Le Code pénal espagnol ne retient le viol qu'en cas de "violences" ou "d'intimidation" prouvées.

Un critère débouchant sur une question "blessante", qui indigne les Espagnoles, soulignait le quotidien El Pais dans un éditorial: "Quel degré de résistance doit opposer une personne pour éviter le viol, sans risquer sa vie (...) et être reconnue comme victime?". Autrement dit, faut-il se débattre pour que la justice admette que l'on a été violée?

Cette interprétation a débouché sur la dénonciation féministe d'un "concept de violence pensé depuis l'expérience masculine", résume la professeure de Sciences politiques Mariam Martinez Bascunan.

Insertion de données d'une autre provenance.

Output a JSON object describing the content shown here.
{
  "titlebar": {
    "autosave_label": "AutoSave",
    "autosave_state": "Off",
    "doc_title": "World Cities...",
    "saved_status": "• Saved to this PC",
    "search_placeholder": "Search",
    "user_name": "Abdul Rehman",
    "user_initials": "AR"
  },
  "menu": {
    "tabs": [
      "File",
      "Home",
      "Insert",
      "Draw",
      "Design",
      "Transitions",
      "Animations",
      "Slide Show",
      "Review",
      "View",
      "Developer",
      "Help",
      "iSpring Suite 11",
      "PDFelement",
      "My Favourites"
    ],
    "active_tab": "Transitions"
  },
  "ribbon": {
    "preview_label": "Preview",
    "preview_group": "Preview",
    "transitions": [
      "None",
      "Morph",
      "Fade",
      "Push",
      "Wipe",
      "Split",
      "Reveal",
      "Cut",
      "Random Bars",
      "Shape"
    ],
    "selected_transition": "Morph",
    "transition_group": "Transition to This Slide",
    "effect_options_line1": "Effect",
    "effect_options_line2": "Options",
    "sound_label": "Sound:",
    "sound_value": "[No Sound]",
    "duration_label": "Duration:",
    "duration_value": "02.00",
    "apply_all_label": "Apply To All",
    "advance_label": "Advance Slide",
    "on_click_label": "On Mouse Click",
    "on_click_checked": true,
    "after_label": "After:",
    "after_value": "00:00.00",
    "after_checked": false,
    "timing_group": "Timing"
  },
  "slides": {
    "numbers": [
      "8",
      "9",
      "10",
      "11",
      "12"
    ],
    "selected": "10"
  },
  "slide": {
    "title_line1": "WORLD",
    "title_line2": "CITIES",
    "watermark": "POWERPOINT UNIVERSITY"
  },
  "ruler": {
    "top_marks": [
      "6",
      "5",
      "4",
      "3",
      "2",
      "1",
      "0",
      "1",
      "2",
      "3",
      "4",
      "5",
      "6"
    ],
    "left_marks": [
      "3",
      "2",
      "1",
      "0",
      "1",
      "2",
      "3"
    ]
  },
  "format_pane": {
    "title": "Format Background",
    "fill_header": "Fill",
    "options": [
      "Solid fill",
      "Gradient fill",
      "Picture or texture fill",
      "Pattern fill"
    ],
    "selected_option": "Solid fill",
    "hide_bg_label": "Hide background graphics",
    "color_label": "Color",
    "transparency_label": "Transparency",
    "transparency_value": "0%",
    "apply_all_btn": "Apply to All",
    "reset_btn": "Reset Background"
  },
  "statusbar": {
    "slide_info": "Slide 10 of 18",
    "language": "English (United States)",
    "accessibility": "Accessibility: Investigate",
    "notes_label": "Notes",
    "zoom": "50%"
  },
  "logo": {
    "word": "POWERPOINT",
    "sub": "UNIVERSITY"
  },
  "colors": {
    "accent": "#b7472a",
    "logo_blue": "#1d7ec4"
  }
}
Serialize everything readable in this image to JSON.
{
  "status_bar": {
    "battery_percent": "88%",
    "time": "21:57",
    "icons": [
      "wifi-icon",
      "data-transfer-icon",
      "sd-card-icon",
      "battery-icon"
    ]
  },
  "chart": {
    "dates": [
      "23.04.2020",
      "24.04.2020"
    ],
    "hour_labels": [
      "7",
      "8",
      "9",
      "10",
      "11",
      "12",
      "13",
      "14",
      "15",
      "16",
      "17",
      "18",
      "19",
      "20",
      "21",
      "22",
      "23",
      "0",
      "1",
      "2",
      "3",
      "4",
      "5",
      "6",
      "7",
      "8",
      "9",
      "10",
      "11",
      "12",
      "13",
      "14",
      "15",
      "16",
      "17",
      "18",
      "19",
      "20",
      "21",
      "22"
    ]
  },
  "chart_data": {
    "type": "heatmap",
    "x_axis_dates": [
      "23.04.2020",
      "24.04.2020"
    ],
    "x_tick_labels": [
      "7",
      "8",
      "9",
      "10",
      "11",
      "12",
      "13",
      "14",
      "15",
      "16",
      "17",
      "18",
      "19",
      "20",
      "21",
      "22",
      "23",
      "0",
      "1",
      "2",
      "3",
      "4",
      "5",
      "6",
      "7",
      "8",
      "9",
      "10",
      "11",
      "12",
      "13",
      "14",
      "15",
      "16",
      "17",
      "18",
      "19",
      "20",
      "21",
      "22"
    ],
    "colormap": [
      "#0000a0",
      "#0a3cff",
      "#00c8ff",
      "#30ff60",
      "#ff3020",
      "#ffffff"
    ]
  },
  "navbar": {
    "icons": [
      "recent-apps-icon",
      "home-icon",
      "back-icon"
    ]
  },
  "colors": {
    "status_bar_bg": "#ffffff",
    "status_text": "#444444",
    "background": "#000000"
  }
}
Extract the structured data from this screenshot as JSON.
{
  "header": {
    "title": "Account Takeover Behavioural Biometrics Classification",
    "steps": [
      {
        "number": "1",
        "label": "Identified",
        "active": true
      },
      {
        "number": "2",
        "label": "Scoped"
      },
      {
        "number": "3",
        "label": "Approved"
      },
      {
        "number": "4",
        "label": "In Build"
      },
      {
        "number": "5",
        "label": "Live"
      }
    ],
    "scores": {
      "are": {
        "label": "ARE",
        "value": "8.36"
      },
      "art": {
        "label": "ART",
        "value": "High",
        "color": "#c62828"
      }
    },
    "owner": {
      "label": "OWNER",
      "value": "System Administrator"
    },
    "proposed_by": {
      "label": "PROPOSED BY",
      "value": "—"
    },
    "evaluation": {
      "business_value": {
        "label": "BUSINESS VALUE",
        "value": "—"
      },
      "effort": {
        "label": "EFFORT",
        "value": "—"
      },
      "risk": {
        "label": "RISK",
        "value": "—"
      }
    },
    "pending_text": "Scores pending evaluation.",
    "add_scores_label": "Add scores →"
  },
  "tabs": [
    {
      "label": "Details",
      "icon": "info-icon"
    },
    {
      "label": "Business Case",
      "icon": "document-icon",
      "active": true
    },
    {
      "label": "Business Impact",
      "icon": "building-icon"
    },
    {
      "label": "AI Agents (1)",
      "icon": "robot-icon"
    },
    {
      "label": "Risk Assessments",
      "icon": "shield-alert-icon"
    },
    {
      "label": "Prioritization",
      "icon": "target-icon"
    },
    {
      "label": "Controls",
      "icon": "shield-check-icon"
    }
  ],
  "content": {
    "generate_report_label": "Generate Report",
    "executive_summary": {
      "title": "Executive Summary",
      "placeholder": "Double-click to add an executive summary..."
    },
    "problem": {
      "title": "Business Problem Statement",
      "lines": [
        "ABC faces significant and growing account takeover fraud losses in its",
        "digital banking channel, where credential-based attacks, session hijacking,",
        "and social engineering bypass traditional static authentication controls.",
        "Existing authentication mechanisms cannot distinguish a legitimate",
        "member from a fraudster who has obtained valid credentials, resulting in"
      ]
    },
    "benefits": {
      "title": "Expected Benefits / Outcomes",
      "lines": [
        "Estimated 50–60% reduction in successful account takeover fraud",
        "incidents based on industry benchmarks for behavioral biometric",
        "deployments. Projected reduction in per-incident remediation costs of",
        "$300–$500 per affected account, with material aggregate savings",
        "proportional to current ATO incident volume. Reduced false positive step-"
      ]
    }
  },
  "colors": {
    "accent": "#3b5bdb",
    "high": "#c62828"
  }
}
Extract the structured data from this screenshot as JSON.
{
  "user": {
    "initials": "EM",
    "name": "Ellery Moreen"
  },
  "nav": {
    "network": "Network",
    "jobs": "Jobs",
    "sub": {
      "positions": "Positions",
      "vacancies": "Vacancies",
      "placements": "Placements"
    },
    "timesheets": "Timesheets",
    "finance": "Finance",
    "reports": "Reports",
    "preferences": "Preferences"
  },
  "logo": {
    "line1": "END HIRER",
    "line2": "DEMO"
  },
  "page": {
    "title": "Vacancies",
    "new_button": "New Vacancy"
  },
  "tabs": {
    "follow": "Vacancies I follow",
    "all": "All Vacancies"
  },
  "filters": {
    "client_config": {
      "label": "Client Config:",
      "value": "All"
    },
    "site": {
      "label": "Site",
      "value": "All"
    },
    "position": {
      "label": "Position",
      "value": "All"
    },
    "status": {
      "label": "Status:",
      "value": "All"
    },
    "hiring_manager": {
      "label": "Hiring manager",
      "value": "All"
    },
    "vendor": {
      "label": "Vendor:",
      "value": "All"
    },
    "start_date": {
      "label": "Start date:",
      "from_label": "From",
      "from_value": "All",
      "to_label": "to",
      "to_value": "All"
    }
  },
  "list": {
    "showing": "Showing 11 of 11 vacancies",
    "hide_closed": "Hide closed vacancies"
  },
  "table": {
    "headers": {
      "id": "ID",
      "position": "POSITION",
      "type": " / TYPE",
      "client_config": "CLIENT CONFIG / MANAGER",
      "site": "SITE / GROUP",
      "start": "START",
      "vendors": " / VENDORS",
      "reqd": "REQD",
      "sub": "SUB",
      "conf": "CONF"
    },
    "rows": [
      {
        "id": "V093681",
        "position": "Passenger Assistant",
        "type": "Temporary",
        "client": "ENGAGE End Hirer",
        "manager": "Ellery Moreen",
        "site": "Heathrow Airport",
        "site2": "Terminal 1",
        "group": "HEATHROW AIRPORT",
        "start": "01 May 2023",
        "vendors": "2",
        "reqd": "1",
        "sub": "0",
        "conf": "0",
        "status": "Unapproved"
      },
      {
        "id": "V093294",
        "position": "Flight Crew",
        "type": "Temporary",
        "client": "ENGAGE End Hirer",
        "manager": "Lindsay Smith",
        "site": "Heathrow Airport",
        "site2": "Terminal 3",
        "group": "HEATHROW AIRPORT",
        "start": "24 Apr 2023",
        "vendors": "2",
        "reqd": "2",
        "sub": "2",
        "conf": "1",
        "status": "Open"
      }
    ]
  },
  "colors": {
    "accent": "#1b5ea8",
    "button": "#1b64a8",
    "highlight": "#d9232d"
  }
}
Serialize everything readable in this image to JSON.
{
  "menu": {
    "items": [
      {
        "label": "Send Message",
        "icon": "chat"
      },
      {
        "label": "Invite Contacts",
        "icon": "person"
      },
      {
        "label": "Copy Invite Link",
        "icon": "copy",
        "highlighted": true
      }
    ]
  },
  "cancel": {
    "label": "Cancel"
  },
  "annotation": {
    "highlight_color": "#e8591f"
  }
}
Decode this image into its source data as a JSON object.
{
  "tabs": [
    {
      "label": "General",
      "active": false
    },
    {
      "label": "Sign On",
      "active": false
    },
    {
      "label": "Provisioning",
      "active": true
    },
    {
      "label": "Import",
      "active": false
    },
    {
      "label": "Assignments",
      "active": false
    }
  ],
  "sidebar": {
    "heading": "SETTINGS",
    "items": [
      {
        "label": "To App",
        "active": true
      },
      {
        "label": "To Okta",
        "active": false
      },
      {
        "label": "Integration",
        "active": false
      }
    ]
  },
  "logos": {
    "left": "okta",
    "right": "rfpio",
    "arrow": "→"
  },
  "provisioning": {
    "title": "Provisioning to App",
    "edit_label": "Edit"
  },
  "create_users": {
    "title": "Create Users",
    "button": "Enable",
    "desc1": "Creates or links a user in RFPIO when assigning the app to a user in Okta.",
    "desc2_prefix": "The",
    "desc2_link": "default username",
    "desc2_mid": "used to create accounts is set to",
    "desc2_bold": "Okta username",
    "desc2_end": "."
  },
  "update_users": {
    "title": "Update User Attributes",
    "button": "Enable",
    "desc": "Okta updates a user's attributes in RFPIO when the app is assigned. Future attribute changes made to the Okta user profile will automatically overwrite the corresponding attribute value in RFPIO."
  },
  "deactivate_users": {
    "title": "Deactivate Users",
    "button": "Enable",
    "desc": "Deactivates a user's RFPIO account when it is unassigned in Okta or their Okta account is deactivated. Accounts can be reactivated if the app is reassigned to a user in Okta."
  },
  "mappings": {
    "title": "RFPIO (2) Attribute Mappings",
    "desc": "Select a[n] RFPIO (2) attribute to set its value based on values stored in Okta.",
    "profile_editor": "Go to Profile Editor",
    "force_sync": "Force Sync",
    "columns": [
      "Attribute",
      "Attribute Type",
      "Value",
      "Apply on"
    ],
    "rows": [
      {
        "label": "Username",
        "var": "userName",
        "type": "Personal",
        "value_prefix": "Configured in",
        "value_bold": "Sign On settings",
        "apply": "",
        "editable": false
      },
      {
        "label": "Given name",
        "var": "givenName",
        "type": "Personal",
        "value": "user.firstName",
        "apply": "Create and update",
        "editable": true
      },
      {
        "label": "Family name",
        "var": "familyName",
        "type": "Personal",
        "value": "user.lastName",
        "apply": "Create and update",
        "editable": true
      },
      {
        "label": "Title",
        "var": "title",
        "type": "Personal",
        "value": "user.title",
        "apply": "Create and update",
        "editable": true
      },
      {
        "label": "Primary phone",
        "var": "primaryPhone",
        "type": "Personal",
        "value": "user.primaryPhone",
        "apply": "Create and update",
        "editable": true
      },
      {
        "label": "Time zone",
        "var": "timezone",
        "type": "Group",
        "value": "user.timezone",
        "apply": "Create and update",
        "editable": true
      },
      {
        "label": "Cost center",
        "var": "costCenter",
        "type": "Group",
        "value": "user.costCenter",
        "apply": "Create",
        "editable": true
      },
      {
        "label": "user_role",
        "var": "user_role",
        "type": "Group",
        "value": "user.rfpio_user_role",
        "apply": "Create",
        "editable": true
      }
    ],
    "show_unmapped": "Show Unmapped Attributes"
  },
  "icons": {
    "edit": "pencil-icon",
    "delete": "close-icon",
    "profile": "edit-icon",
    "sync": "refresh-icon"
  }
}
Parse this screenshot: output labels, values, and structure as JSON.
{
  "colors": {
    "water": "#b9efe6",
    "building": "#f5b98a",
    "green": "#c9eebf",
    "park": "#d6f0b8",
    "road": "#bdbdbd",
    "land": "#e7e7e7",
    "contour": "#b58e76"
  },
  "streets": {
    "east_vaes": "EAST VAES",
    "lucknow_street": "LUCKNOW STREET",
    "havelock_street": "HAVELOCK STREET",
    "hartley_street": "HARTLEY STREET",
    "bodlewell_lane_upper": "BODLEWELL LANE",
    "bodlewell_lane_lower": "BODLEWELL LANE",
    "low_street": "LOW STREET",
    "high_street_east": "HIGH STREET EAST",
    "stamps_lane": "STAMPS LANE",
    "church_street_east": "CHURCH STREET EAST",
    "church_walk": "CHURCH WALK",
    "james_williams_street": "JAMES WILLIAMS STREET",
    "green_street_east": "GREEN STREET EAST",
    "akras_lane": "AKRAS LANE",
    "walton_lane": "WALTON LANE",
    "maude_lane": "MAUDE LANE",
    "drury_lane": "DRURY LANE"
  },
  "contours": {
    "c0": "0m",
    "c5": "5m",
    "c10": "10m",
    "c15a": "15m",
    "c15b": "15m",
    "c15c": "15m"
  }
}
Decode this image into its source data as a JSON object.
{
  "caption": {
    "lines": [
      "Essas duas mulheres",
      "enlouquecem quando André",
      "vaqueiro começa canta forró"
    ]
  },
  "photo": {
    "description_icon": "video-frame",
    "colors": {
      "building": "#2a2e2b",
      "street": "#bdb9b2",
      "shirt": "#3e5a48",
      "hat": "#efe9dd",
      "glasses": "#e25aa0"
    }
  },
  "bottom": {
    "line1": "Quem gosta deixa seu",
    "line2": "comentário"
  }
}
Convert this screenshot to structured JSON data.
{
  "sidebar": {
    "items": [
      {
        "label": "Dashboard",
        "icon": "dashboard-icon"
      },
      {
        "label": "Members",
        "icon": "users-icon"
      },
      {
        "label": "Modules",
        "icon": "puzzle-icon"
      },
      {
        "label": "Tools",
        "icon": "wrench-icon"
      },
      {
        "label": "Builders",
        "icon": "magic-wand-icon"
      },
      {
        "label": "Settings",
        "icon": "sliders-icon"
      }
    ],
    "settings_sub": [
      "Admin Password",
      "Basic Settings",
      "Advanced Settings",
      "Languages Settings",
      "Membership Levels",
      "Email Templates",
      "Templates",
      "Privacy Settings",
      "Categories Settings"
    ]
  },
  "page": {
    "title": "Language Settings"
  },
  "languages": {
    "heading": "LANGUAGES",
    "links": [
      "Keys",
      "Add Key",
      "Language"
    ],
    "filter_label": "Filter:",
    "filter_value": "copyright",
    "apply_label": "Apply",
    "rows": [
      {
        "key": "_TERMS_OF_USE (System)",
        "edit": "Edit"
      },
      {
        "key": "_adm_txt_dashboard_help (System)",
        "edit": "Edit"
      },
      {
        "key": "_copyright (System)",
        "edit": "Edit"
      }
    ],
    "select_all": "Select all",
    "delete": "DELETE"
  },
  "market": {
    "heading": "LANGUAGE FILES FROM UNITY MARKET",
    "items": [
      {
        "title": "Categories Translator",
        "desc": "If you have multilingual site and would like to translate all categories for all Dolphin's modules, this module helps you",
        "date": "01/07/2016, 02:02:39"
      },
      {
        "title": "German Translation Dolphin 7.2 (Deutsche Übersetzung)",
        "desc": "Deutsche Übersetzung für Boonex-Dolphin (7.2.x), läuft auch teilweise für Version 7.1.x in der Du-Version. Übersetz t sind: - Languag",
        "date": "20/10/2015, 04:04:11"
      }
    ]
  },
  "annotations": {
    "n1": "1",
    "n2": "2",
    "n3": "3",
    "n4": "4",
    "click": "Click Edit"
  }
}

"On en a marre. Ce qui s'est passé est une honte et c'est le produit d'une culture machiste et patriarcale", a tempêté une haute dirigeante du Parti socialiste, Adriana Lastra, comme d'autres personnalités de gauche. A droite, on a plus prudemment souligné que le jugement pouvait être contesté en appel.

Les Espagnoles sont donc encore descendues dans la rue après des manifestations déjà massives pour leurs droits le 8 mars, sans doute parmi les plus importantes en Europe.

"L'Espagne a été pionnière en termes d'égalité", explique à l'AFP Soledad Murillo, ancienne secrétaire d'Etat socialiste chargée de ce dossier, entre 2004 et 2008, pour expliquer cette mobilisation.

Le pays a été l'un des premiers à se doter d'une loi spécifique pour condamner les violences faites aux femmes en 2004.

Et les féministes espagnoles s'étaient aussi fortement mobilisées contre une loi qui aurait considérablement restreint le droit à l'avortement, au point de provoquer le départ du ministre de la Justice conservateur Alberto Ruiz Gallardon en 2014, note aussi Mariam Martinez Bascunan.

Il y a "une prise de conscience chez les filles plus jeunes de ce que leurs grand-mères ont perdu", explique Soledad Murillo, rappelant que pendant les 40 ans de dictature de Francisco Franco jusqu'en 1975, "il fallait l'autorisation du mari pour travailler", mais aussi des autorisations spéciales "pour sortir du pays ou conduire".

Le mouvement féministe espagnol embrasse donc pleinement une "quatrième vague" de revendications des femmes dans le monde, qui s'est manifestée notamment à travers les "Me too" (moi aussi) aux Etats-Unis, après la conquête de droits politiques et sociaux, dont le droit à disposer de son corps, estime Soledad Murillo.

Le mouvement est stimulé par "une tradition contestataire" que l'Espagne a manifestée ces dernières années à plusieurs reprises, notamment lors du mouvement des indignés en 2011, explique Mariam Martinez-Bascunan.

Le parquet et la région de Navarre - partie civile dans la procédure à Pampelune - ont annoncé qu'ils feraient appel du jugement.